S’agissant des frais de procédure, dès lors qu’il est établi que monsieur [Y] [A] a soulevé le présent incident près d’un an après avoir été assigné et après avoir soulevé une première fin de non-recevoir, retardant sans motif l’issue du litige pour les demandeurs, il est équitable de le condamner à payer aux demandeurs la somme de 3.000 euros au titre de l’article 700 du code de procédure civile.

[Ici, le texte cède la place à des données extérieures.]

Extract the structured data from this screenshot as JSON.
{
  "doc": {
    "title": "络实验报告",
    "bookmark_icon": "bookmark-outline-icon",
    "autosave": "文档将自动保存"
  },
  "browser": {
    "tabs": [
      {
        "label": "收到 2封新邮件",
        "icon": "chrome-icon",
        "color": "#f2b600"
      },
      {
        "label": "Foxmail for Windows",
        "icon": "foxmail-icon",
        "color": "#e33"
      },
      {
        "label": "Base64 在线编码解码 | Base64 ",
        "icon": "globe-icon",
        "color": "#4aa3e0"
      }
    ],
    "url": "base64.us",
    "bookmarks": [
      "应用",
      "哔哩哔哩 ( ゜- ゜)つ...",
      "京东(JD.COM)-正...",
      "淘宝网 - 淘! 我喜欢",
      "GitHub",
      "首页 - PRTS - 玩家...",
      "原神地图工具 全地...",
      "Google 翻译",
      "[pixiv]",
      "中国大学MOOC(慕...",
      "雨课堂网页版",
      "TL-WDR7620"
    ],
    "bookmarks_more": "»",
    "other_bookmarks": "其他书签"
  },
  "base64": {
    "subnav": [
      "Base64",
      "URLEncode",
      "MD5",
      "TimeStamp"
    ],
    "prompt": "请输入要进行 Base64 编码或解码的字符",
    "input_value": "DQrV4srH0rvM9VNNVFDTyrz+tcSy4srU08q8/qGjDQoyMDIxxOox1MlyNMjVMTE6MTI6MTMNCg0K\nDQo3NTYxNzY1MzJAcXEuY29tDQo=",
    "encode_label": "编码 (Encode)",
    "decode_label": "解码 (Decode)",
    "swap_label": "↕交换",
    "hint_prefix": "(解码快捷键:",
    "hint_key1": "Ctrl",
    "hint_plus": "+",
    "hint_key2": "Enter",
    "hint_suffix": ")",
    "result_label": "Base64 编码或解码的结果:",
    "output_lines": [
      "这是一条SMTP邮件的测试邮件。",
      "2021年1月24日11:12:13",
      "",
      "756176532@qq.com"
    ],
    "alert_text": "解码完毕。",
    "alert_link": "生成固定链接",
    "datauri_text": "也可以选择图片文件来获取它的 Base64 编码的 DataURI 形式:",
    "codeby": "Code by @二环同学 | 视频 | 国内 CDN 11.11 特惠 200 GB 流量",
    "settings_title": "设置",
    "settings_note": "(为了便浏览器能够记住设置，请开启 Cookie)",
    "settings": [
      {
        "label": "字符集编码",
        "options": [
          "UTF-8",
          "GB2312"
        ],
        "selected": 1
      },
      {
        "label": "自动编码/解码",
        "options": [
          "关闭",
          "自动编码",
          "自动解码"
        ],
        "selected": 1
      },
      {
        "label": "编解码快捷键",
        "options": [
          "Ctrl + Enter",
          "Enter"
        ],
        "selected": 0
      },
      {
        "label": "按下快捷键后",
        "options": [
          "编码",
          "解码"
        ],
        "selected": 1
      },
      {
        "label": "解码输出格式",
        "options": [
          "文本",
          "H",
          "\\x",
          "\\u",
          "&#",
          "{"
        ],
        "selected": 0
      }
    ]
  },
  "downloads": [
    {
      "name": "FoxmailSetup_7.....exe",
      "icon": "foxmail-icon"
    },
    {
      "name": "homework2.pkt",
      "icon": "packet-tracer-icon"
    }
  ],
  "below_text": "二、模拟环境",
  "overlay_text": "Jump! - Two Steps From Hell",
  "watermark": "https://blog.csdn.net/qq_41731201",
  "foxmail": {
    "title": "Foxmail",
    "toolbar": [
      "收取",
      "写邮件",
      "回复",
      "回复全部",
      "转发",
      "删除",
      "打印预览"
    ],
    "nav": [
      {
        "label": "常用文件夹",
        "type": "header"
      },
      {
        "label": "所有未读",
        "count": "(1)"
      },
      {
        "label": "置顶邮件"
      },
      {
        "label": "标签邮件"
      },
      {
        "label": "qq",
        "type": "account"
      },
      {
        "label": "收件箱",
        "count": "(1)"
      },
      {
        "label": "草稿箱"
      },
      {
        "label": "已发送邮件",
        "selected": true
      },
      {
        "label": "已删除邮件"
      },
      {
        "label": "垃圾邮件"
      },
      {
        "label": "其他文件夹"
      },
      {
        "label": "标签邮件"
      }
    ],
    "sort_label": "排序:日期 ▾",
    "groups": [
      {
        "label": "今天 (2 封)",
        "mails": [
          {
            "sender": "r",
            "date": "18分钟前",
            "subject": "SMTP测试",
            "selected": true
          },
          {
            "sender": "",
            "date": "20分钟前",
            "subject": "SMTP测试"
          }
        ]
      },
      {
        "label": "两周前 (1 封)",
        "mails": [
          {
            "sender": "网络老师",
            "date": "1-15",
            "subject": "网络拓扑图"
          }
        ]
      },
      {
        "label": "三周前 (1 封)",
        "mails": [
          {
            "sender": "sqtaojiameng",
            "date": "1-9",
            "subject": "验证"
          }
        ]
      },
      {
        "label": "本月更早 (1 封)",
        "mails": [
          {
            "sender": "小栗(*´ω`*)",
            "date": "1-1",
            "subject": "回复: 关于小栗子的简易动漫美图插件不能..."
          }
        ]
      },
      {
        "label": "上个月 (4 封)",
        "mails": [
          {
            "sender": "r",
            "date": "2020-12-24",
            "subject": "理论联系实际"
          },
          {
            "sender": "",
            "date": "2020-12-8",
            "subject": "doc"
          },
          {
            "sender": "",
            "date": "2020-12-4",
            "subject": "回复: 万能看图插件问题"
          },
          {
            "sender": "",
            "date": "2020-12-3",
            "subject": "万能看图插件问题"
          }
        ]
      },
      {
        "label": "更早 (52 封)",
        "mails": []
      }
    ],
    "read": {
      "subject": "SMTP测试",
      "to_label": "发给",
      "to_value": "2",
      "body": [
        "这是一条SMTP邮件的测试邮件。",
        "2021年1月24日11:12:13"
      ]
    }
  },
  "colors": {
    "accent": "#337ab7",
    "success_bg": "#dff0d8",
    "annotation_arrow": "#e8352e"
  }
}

L’instance se poursuivant, les dépens seront en revanche réservés.
PAR CES MOTIFS
Le juge de la mise en état, statuant par décision publique mise à disposition au greffe, susceptible de recours selon les conditions énoncées à l’article 795 du code de procédure civile,
Rejette la demande présentée par le syndicat des copropriétaires de l’immeuble dénommé [Adresse 22] sis [Adresse 6] à [Localité 21], monsieur [I] [Z], monsieur [R] [D], madame [C] [G] épouse [D], monsieur [R] [E], madame [P] [E], monsieur [X] [K] et madame [U] [K], tendant à faire déclarer non-écrite la clause 5-2 portant conciliation préalable obligatoire du contrat de maîtrise d’œuvre litigieux ;
Déclare irrecevables les prétentions présentées par le syndicat des copropriétaires de l’immeuble dénommé [Adresse 22] sis [Adresse 6] à [Localité 21], monsieur [I] [Z], monsieur [R] [D], madame [C] [G] épouse [D], monsieur [R] [E], madame [P] [E], monsieur [X] [K] et madame [U] [K], contre monsieur [Y] [A] ;
Réserve les dépens ;
Condamne monsieur [Y] [A] à payer au syndicat des copropriétaires de l’immeuble dénommé [Adresse 22] sis [Adresse 6] à [Localité 21], monsieur [I] [Z], monsieur [R] [D], madame [C] [G] épouse [D], monsieur [R] [E], madame [P] [E], monsieur [X] [K] et madame [U] [K], la somme de 3.000 euros au titre de l’article 700 du code de procédure civile ;
Renvoie l’affaire à la mise en état du 12 juin 2024 pour conclusions au fond en défense (dernières conclusions en demande du 29 août 2023), à défaut clôture, le cas échéant clôture partielle.
La minute est signée par Monsieur Gilles CASSOU DE SAINT-MATHURIN, Vice-Président, assisté de Madame Maud THOBOR, greffier.